Hamsun love letters up for sale
September 15, 2011
More than 100 letters written by and between the late Norwegian author Knut Hamsun and the woman who became his wife are set to be auctioned off to the highest bidder this fall. Hamsun scholars fear they’ll disappear again, and want a law to at least secure copies for research purposes.
The collection includes 110 letters, telegrams and postcards written in the spring, summer and autumn of 1908, shortly after the already famous Knut Hamsun met the actress Marie Andersen. She was 22 years younger than he was, and one of the letters was written to her father, revealing Hamsun’s intentions.
The letters are full of romance and passion but also show clear signs of Hamsun’s mood swings and jealousy. Experts call them revealing and illuminating.
“This is very interesting material and an important discovery,” Sigbjørn Grindheim of the national library in Norway (Nasjonalbiblioteket) told newspaper Dagens Næringsliv (DN). “We recognize from before the thematic exchanges between his enormous love and his strong criticism, but not to this magnitude.”
DN reported this week that the entire collection had been stored away in a bank safety deposit box but is now set to be sold at auction by some of Hamsun’s grandchildren. The sale will be handled by Blomqvist Kunsthandel in Oslo, with the collection valued at NOK 3 million (about USD 550,000), since one single letter by Hamsun was sold at auction earlier this year for nearly NOK 40,000.
Blomqvist expects bidders to be museums, libraries and private collectors and Norwegian biographers hope Norway’s own national library will be among the bidders, to preserve the letters as a national treasure and keep them available for research. A spokesperson for the Hamsun Center that opened two years ago on Hamarøy, where Hamsun grew up, told DN that they had no budget for such a purchase.
“This amounts to more than 100 letters that without a doubt are part of the national heritage,” Ingar Sletten Kolloen, who has written two Hamsun biographies, told DN. “They are important for researchers today and in the future.”

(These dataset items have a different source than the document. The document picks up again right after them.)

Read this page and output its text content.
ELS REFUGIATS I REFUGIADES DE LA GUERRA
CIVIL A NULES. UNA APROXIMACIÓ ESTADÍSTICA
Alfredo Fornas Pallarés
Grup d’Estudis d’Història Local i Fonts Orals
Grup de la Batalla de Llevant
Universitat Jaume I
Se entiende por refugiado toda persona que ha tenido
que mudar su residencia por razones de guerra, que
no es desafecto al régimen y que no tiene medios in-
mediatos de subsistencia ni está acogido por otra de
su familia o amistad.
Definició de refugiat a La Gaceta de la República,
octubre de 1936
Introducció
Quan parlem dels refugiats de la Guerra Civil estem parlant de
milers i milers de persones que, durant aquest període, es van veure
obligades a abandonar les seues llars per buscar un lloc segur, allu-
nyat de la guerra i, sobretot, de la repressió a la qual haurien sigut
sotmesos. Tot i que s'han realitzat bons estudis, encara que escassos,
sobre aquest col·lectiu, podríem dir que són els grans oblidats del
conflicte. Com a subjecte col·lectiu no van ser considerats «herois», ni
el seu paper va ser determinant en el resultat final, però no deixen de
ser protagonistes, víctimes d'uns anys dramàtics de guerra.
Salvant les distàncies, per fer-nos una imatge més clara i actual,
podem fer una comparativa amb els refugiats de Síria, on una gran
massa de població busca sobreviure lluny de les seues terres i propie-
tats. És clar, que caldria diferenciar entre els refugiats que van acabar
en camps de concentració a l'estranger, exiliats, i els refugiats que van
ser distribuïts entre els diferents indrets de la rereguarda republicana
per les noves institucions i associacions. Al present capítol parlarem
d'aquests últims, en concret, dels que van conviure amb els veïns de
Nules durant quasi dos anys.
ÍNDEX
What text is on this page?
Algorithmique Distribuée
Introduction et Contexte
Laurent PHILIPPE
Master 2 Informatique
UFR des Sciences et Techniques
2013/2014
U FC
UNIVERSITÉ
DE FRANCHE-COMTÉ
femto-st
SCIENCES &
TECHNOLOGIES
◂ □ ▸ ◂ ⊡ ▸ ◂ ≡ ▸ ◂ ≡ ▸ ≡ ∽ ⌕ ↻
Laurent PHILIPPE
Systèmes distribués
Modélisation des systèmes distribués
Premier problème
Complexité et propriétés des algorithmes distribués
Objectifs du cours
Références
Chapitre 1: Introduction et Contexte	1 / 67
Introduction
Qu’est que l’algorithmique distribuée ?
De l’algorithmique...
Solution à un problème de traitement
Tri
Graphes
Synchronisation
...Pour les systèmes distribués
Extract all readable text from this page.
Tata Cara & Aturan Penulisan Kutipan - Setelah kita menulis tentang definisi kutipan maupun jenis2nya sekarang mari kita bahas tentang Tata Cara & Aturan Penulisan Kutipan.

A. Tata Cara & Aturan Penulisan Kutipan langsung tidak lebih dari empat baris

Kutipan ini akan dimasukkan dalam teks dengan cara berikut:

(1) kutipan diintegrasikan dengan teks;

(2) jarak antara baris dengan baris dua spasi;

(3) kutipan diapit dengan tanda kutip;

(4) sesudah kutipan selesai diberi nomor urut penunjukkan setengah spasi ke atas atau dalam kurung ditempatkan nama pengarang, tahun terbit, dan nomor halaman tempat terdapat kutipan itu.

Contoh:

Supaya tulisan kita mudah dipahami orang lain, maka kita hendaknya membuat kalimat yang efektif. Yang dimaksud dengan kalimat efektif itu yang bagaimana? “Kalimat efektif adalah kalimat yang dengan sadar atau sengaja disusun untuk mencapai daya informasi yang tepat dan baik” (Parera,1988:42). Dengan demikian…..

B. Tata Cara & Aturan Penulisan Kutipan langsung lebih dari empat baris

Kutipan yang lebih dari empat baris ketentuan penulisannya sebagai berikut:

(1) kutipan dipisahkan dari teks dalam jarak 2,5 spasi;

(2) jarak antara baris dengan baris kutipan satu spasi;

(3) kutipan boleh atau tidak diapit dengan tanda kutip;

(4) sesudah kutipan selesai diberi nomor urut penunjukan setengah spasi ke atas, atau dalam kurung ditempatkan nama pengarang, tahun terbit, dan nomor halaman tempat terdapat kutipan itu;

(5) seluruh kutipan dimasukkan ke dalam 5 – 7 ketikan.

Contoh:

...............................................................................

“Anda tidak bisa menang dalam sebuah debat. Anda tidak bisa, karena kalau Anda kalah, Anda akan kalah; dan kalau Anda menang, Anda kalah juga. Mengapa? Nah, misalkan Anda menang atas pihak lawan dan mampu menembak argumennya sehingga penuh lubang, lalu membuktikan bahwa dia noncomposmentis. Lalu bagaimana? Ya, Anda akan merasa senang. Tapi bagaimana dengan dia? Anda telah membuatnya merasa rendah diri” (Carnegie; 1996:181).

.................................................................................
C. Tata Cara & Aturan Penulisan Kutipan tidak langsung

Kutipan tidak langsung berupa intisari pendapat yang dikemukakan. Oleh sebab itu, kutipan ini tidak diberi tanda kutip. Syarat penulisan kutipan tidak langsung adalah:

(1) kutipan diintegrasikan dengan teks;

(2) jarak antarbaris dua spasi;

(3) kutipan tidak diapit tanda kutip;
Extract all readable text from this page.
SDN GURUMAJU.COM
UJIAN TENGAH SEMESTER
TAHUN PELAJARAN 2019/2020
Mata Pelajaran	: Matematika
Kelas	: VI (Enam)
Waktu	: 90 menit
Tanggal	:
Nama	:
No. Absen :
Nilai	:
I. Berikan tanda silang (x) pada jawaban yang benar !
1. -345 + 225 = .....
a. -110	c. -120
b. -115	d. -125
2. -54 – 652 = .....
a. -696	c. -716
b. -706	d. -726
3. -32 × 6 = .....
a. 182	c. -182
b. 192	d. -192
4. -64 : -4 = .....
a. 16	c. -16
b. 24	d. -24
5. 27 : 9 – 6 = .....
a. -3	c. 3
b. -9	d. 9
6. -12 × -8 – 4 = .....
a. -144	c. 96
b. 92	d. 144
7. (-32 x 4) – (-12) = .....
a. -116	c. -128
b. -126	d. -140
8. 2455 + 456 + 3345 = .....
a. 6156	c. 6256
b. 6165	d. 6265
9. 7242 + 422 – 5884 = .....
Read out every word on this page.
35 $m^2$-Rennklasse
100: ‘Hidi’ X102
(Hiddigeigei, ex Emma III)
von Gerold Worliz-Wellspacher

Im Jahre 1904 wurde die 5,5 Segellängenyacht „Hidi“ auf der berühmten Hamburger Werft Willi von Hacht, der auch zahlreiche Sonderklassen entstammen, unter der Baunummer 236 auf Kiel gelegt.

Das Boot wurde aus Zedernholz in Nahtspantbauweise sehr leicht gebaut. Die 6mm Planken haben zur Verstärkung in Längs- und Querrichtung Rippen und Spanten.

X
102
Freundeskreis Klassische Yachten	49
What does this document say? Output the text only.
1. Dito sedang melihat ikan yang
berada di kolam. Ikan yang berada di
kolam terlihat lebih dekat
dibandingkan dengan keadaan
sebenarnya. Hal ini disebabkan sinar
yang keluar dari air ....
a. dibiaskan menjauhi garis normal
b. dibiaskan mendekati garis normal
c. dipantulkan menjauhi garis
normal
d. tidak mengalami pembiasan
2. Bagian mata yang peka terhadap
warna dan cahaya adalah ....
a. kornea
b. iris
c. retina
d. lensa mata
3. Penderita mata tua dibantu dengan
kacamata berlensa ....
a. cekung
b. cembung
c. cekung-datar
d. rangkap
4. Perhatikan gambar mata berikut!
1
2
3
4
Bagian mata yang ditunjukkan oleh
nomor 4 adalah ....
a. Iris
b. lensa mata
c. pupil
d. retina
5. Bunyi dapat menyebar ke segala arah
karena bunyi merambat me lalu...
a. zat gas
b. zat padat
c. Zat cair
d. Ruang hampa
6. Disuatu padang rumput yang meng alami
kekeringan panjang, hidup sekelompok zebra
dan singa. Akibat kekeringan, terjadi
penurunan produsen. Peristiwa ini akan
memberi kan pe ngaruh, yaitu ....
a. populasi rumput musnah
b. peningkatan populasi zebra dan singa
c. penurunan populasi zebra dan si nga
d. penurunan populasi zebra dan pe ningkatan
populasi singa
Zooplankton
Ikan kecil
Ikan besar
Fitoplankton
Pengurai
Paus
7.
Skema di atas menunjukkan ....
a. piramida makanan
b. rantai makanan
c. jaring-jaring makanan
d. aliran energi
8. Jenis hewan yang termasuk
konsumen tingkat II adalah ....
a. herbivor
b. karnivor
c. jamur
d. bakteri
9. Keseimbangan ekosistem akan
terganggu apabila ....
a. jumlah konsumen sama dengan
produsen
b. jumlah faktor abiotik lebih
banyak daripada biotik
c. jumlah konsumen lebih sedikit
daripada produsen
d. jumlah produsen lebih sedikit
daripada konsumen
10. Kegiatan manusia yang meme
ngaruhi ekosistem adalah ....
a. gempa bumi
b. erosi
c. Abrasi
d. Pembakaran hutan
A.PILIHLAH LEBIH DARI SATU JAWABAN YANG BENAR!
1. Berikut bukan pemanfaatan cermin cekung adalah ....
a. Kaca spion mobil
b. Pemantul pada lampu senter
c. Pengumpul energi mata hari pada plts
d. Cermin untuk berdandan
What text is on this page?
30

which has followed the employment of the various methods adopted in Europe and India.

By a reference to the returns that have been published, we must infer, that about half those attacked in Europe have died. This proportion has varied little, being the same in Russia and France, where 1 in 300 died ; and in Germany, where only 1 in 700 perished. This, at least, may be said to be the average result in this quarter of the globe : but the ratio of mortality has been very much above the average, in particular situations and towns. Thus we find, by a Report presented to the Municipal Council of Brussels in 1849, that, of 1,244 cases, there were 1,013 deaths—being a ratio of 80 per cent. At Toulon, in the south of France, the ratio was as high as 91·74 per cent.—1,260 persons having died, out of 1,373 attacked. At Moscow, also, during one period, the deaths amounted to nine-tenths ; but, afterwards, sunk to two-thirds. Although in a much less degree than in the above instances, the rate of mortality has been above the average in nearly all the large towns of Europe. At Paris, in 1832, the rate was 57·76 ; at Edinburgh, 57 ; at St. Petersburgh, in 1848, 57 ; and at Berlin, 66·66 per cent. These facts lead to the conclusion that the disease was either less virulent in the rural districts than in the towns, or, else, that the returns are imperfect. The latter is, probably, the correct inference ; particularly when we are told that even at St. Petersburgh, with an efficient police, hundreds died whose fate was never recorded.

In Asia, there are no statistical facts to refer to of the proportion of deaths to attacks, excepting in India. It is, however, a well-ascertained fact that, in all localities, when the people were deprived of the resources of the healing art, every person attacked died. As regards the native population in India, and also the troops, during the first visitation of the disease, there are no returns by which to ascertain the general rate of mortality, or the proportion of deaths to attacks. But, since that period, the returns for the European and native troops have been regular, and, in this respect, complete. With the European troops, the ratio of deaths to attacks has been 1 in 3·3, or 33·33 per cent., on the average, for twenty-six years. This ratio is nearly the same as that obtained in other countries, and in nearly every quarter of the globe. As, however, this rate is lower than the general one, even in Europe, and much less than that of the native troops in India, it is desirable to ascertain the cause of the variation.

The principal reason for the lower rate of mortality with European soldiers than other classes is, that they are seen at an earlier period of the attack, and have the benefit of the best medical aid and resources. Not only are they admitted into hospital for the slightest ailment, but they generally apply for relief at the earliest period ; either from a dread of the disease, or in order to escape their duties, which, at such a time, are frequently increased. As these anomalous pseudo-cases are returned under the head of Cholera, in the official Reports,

The letters, one of them 50 pages long, highlight the intense love affair between Hamsun and Andersen but also some revealing comments about Hamsun’s politics. Hamsun became a controversial figure in Norway because of his German sympathies during World War II, but in one letter he describes a visit to Norway by the British fleet, which he described in positive terms.
The passionate aspects of the letters, though, seem to dominate the collection. “We haven’t earlier known how intense, deep and despairing the romance was between these two,” Kamilla Aslaksen of the Blomqvist auction house told DN. “That’s one of many things this collection reveals.”
On one of the letters, Hamsun signs off as “Farewell for now. Love me, I am yours, I’m kneeling. Yours, always yours, Knut.”